Bishop Michael Pryse

    The Bishop's Journal
    May 2000

    POWERFUL WORDS

      They are two of the hardest words a human being can utter. "I'm sorry." Plain and simple; unaccompanied by any attempt to justify or explain.

      In a special liturgy conducted at St. Peter's Basilica on March 12, 2000, Pope John Paul II apologized for a series of specific sins committed by the church in the past two thousand years. It was a rare and poignant liturgical action that captivated the world's attention, claiming lead story status in newspaper and television newscasts for the next several days. It was a profound moment that forced many of us to reflect on the proper place of confession and forgiveness in our lives.

      First and foremost, John Paul reminded us of the necessity to make confession. We are all well acquainted with the phrase, "confession is good for the soul." While it is true people can become unhealthily focussed on our sin, it is similarly true that we can be unhealthily focussed on our own supposed righteousness! None of us is so righteous that we stand beyond the need for God's gracious gift of forgiveness. None of us is so righteous as to stand beyond the need to confess.

      The same is true for us corporately as well as individually. The pope's act of confession also reminded us that sin has a collective, as well as personal, dimension. Governments, corporations and churches, indeed any institution, can be guilty of sin. Indeed, because the roots of corporate sin are usually woven deep within the cultural fabric of a particular group or institution, this kind of sin is often much harder to identify and deal with. By making this confession, not only on behalf of individual persons, but on behalf of his church as a collective entity, John Paul challenged all institutions, both sacred and secular, to assume a similar level of accountability and responsibility.

      Lastly, the pope reminded us that our confession must be made specific. This was not a general confession. He was very specific, confessing sins against Christian unity; sins against Jewish people; sins against other cultures; sins against women; sins against human rights and sins committed in the service of faith. It was quite a list.

      In addition to making a general confession of our sins before God, we also need to ask specific forgiveness from the person or persons whom we have wronged. We need to demonstrate a willingness to change our hurtful behaviour in a spirit of sincere humility and not merely for the sake of appearances. That, of course, can only be judged by the one whose forgiveness we seek and we shouldn't be surprised when, from time to time, our supposed confessions aren't so quickly received with the sort of grateful response we might have selfishly anticipated!

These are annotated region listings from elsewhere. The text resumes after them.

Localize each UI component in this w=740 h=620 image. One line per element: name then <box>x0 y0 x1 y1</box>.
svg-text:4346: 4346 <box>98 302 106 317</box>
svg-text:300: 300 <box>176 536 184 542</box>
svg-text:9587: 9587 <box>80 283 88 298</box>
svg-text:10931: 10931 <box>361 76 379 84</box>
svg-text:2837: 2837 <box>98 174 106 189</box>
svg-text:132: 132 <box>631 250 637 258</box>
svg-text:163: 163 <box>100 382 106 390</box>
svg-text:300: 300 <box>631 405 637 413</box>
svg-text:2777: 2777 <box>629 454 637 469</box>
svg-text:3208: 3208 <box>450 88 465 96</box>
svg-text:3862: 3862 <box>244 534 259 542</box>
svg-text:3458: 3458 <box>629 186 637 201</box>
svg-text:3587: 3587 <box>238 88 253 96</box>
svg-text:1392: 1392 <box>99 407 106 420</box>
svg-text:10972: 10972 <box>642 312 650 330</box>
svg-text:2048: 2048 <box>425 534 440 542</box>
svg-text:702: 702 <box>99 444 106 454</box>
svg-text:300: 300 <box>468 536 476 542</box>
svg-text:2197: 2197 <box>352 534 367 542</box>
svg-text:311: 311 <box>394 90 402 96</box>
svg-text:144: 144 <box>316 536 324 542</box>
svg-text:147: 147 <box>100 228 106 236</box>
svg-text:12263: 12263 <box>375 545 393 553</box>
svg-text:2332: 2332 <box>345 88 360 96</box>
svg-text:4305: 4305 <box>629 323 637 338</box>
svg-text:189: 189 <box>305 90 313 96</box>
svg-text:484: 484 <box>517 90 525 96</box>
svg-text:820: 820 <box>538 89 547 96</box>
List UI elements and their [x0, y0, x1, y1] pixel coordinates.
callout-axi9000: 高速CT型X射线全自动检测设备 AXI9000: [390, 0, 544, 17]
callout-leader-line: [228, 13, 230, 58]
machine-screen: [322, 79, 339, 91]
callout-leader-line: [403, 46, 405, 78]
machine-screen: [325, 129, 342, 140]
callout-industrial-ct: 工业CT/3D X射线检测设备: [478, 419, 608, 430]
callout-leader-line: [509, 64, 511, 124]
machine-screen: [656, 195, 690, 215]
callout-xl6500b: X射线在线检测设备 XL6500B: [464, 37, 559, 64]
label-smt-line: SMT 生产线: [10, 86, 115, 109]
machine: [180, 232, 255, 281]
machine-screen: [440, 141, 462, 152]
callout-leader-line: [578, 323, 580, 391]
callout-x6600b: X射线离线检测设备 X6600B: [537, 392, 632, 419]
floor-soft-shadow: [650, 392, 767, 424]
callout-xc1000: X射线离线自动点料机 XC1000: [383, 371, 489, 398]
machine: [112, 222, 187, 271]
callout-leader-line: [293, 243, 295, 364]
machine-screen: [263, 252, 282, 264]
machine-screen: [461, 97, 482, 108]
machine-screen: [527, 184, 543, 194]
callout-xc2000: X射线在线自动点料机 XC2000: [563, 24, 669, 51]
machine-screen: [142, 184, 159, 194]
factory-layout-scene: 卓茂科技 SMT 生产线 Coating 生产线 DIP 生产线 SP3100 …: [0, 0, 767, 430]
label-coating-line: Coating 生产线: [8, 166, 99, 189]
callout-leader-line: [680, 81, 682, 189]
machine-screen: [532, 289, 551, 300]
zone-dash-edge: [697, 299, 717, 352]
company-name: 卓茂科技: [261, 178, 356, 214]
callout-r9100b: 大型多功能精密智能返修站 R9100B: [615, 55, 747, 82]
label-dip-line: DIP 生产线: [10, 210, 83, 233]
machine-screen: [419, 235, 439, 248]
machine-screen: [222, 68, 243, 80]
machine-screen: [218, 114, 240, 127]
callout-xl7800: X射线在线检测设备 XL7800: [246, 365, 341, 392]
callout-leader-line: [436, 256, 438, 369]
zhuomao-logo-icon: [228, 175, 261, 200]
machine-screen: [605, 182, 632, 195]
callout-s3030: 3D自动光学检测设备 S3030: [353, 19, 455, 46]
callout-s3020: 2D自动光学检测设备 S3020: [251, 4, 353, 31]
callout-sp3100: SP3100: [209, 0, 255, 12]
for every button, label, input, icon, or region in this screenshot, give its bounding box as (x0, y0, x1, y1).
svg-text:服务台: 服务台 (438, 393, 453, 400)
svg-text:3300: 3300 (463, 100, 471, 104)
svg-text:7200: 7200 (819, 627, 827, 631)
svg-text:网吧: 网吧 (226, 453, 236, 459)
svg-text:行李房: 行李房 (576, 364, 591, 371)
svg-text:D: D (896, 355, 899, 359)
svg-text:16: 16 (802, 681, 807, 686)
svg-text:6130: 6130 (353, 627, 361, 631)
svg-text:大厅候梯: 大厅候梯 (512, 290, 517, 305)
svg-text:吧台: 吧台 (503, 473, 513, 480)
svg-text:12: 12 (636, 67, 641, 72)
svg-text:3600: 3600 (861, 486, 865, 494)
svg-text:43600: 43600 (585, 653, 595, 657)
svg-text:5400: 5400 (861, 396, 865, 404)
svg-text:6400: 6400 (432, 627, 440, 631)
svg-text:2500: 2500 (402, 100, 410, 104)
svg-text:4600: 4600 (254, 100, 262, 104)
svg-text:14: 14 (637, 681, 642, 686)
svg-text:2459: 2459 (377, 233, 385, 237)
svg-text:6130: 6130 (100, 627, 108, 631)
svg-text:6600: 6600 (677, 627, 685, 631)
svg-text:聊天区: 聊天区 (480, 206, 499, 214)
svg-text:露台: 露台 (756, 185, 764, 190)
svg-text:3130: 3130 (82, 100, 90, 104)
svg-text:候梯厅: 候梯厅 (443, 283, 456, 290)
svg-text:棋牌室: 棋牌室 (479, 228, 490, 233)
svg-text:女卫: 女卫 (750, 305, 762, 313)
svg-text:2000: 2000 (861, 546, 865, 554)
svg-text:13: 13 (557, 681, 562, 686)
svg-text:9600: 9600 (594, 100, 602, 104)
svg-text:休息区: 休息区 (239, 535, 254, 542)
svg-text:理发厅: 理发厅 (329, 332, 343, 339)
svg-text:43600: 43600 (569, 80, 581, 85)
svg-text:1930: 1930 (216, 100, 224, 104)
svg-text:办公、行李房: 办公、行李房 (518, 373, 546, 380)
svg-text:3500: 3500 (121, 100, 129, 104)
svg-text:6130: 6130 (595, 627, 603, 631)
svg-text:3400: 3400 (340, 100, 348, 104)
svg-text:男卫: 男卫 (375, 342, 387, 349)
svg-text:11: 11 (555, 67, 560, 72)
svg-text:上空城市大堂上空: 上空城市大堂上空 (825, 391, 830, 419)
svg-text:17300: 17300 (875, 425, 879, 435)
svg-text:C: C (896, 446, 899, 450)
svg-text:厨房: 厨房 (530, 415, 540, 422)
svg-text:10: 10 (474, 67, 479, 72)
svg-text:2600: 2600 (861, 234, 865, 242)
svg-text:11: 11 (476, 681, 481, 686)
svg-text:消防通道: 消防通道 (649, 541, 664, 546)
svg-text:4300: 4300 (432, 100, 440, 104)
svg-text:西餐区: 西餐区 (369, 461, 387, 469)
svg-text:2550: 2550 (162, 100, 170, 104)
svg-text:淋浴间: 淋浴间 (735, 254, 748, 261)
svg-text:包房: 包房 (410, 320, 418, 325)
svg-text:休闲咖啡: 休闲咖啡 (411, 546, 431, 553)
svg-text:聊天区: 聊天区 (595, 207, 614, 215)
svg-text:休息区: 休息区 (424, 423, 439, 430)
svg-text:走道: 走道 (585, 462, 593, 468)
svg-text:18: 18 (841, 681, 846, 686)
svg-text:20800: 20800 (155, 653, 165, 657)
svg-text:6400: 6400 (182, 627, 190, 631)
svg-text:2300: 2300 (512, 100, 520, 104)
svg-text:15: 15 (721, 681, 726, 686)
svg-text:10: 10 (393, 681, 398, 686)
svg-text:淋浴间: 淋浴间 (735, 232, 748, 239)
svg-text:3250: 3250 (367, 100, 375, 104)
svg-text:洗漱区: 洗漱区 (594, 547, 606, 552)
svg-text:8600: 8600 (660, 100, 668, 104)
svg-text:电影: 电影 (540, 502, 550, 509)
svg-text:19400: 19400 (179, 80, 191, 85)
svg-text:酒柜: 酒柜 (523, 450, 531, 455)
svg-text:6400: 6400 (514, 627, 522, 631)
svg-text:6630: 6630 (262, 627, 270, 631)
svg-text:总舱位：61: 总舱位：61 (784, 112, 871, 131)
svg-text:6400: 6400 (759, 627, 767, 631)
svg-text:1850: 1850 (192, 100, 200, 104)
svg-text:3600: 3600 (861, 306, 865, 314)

      In her richly layered novel Fugitive Pieces, Anne Michaels tells a parable wherein a highly respected rabbi is asked to speak to the congregation of a neighbouring village. Wishing to have a few uninterrupted hours to himself on the train, he disguises himself in the shabby clothes of a peasant. Indeed, the disguise is so effective that he evokes disapproving stares and whispered insults from the well-to-do passengers around him.

      Later, when the rabbi arrives at his destination, he's met by the dignitaries of the community who greet him with warmth and respect, tactfully ignoring his appearance. Those who had ridiculed him on the train suddenly realize his prominence and immediately beg his forgiveness. Surprisingly, the old man is silent and does not respond to their pleas.

      For months after, these good and pious citizens implore the rabbi to absolve them. The rabbi remains silent. Finally, when almost an entire year has passed, they come to the old man on the Day of Awe when it is written that each man must forgive his fellow. But the rabbi still refuses to speak! Exasperated, they finally raise their voices in frustration. How can a holy man commit such a sin - to withhold forgiveness on this day of days?

      Finally, the rabbi responds. "All this time you have been asking the wrong man. You must ask the man on the train to forgive you."

      Are there persons to whom you or I - or we - need to ask forgiveness? I suspect that there are; on each count.

      "I'm sorry." Big words. Hard words. Lifegiving words. Use them often.